MARYLAND MEMOS: "Given the industry's growth, the company's excellent competitive position and its strong financial underpinnings, we continue to recommend the purchase of T. Rowe Price stock." (The Patient Investor)

Centennial One Inc., Landover, is written up in Entrepreneur, June. Excerpt: "Standing out in a crowd doesn't bother Lillian Lincoln, founder and president of this fast-growing, 700-employee janitorial company. She is the first black women to earn an MBA from Harvard Business School."

"Any business person knows the folly of gratuitously insulting his banker. The Clinton administration seems to harbor no such qualms in dealing with Japan, the U.S.' largest banker." (Steve Hanke, professor of applied economics, Johns Hopkins University, in Forbes, June 19.)

LAST LINES: "The best-performing NYSE stock in May was Employee Benefit Plans, up 57 percent. The firm is a health care services company engaging in talks to be acquired." (Media General Financial Services)

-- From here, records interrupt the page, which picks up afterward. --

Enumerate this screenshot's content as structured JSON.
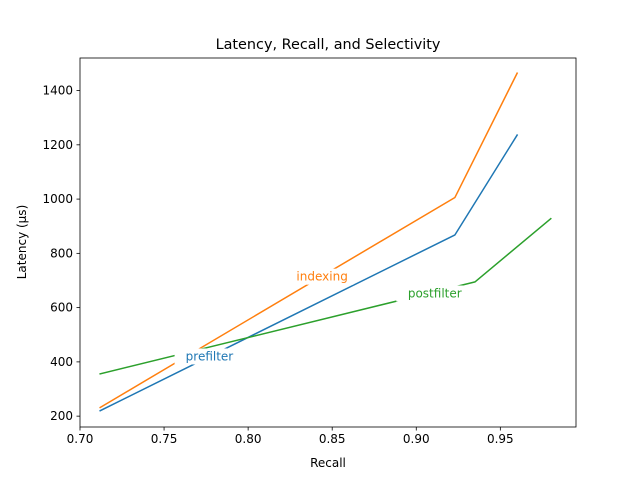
{
  "chart_data": {
    "type": "line",
    "title": "Latency, Recall, and Selectivity",
    "xlabel": "Recall",
    "ylabel": "Latency (µs)",
    "xlim": [
      0.7,
      0.995
    ],
    "ylim": [
      160,
      1520
    ],
    "xticks": [
      0.7,
      0.75,
      0.8,
      0.85,
      0.9,
      0.95
    ],
    "xtick_labels": [
      "0.70",
      "0.75",
      "0.80",
      "0.85",
      "0.90",
      "0.95"
    ],
    "yticks": [
      200,
      400,
      600,
      800,
      1000,
      1200,
      1400
    ],
    "ytick_labels": [
      "200",
      "400",
      "600",
      "800",
      "1000",
      "1200",
      "1400"
    ],
    "grid": false,
    "legend": "none (inline series labels)",
    "series": [
      {
        "name": "prefilter",
        "color": "#1f77b4",
        "x": [
          0.712,
          0.923,
          0.96
        ],
        "y": [
          220,
          868,
          1236
        ],
        "label_at": [
          0.777,
          420
        ]
      },
      {
        "name": "indexing",
        "color": "#ff7f0e",
        "x": [
          0.712,
          0.923,
          0.96
        ],
        "y": [
          232,
          1006,
          1464
        ],
        "label_at": [
          0.844,
          714
        ]
      },
      {
        "name": "postfilter",
        "color": "#2ca02c",
        "x": [
          0.712,
          0.935,
          0.98
        ],
        "y": [
          356,
          695,
          928
        ],
        "label_at": [
          0.911,
          652
        ]
      }
    ]
  }
}
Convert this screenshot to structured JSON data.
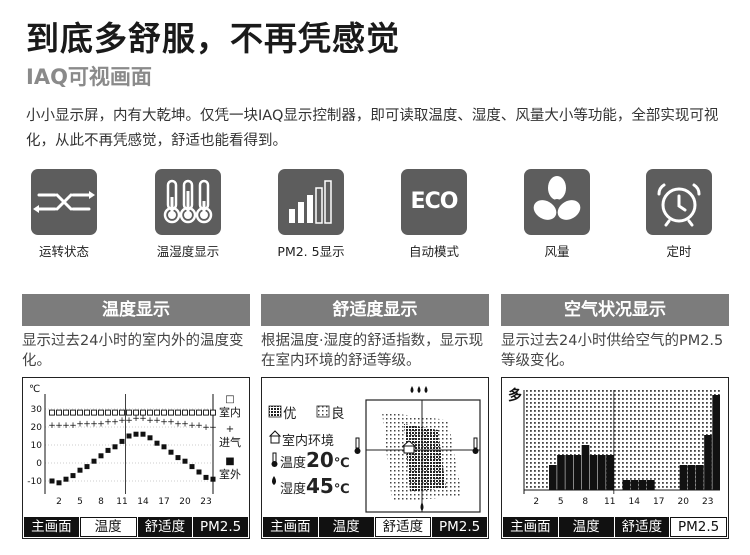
{
  "header": {
    "headline": "到底多舒服，不再凭感觉",
    "subhead": "IAQ可视画面",
    "intro": "小小显示屏，内有大乾坤。仅凭一块IAQ显示控制器，即可读取温度、湿度、风量大小等功能，全部实现可视化，从此不再凭感觉，舒适也能看得到。"
  },
  "features": [
    {
      "icon": "circulation-icon",
      "label": "运转状态"
    },
    {
      "icon": "thermometers-icon",
      "label": "温湿度显示"
    },
    {
      "icon": "signal-bars-icon",
      "label": "PM2. 5显示"
    },
    {
      "icon": "eco-icon",
      "icon_text": "ECO",
      "label": "自动模式"
    },
    {
      "icon": "fan-icon",
      "label": "风量"
    },
    {
      "icon": "alarm-clock-icon",
      "label": "定时"
    }
  ],
  "panels": [
    {
      "title": "温度显示",
      "desc": "显示过去24小时的室内外的温度变化。",
      "screen": {
        "unit": "℃",
        "y_ticks": [
          "30",
          "20",
          "10",
          "0",
          "-10"
        ],
        "x_ticks": [
          "2",
          "5",
          "8",
          "11",
          "14",
          "17",
          "20",
          "23"
        ],
        "legend": [
          {
            "symbol": "□",
            "label": "室内"
          },
          {
            "symbol": "+",
            "label": "进气"
          },
          {
            "symbol": "■",
            "label": "室外"
          }
        ]
      },
      "tabs": [
        "主画面",
        "温度",
        "舒适度",
        "PM2.5"
      ],
      "active_tab": 1
    },
    {
      "title": "舒适度显示",
      "desc": "根据温度·湿度的舒适指数，显示现在室内环境的舒适等级。",
      "screen": {
        "legend_good": "优",
        "legend_ok": "良",
        "env_label": "室内环境",
        "temp_label": "温度",
        "temp_value": "20",
        "temp_unit": "℃",
        "hum_label": "湿度",
        "hum_value": "45",
        "hum_unit": "℃"
      },
      "tabs": [
        "主画面",
        "温度",
        "舒适度",
        "PM2.5"
      ],
      "active_tab": 2
    },
    {
      "title": "空气状况显示",
      "desc": "显示过去24小时供给空气的PM2.5等级变化。",
      "screen": {
        "label_many": "多",
        "x_ticks": [
          "2",
          "5",
          "8",
          "11",
          "14",
          "17",
          "20",
          "23"
        ]
      },
      "tabs": [
        "主画面",
        "温度",
        "舒适度",
        "PM2.5"
      ],
      "active_tab": 3
    }
  ],
  "chart_data": [
    {
      "type": "scatter",
      "title": "",
      "xlabel": "",
      "ylabel": "℃",
      "xlim": [
        0,
        24
      ],
      "ylim": [
        -15,
        35
      ],
      "x": [
        1,
        2,
        3,
        4,
        5,
        6,
        7,
        8,
        9,
        10,
        11,
        12,
        13,
        14,
        15,
        16,
        17,
        18,
        19,
        20,
        21,
        22,
        23,
        24
      ],
      "series": [
        {
          "name": "室内",
          "values": [
            28,
            28,
            28,
            28,
            28,
            28,
            28,
            28,
            28,
            28,
            28,
            28,
            28,
            28,
            28,
            28,
            28,
            28,
            28,
            28,
            28,
            28,
            28,
            28
          ]
        },
        {
          "name": "进气",
          "values": [
            21,
            21,
            21,
            21,
            22,
            22,
            22,
            22,
            23,
            23,
            24,
            24,
            25,
            25,
            24,
            24,
            23,
            23,
            22,
            22,
            21,
            21,
            20,
            20
          ]
        },
        {
          "name": "室外",
          "values": [
            -10,
            -11,
            -9,
            -7,
            -4,
            -2,
            1,
            4,
            7,
            9,
            12,
            15,
            16,
            16,
            14,
            11,
            9,
            6,
            3,
            1,
            -2,
            -5,
            -8,
            -9
          ]
        }
      ]
    },
    {
      "type": "bar",
      "title": "",
      "xlabel": "",
      "ylabel": "",
      "categories": [
        "1",
        "2",
        "3",
        "4",
        "5",
        "6",
        "7",
        "8",
        "9",
        "10",
        "11",
        "12",
        "13",
        "14",
        "15",
        "16",
        "17",
        "18",
        "19",
        "20",
        "21",
        "22",
        "23",
        "24"
      ],
      "ylim": [
        0,
        10
      ],
      "values": [
        0,
        0,
        0,
        2.5,
        3.5,
        3.5,
        3.5,
        4.5,
        3.5,
        3.5,
        3.5,
        0,
        1.0,
        1.0,
        1.0,
        1.0,
        0,
        0,
        0,
        2.5,
        2.5,
        2.5,
        5.5,
        9.5
      ]
    }
  ]
}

"Fast-growing companies that find themselves strapped for cash often discover that barter offers a sensible alternative. After all, businesses must meet payrolls and pay rent and utility bills with cash." (Inc., June, in a story with all the details)

Tomorrow night, Arthur Levitt Jr., chairman, Securities and Exchange Commission, will be the guest on "Wall Street Week With Louis Rukeyser," with panelists Alan Bond, Harvey Eisen and Mary Farrell.

"More than 60 percent of today's workers are starting to save at age 30. Favorite choice: 401(k) plans. Almost two-thirds of workers who are offered 401(k)s use them." (Employee Benefit Research Survey)(Business Week, June 12)

Recent arrivals in Sun Stocks' 12-month new high listings include Aegon Insurance (parent of Monumental Corp.), Annapolis Bancshares, Columbia Gas, Delmarva Power & Light, Information Resources, Intersolv, Tracor and United Industrial.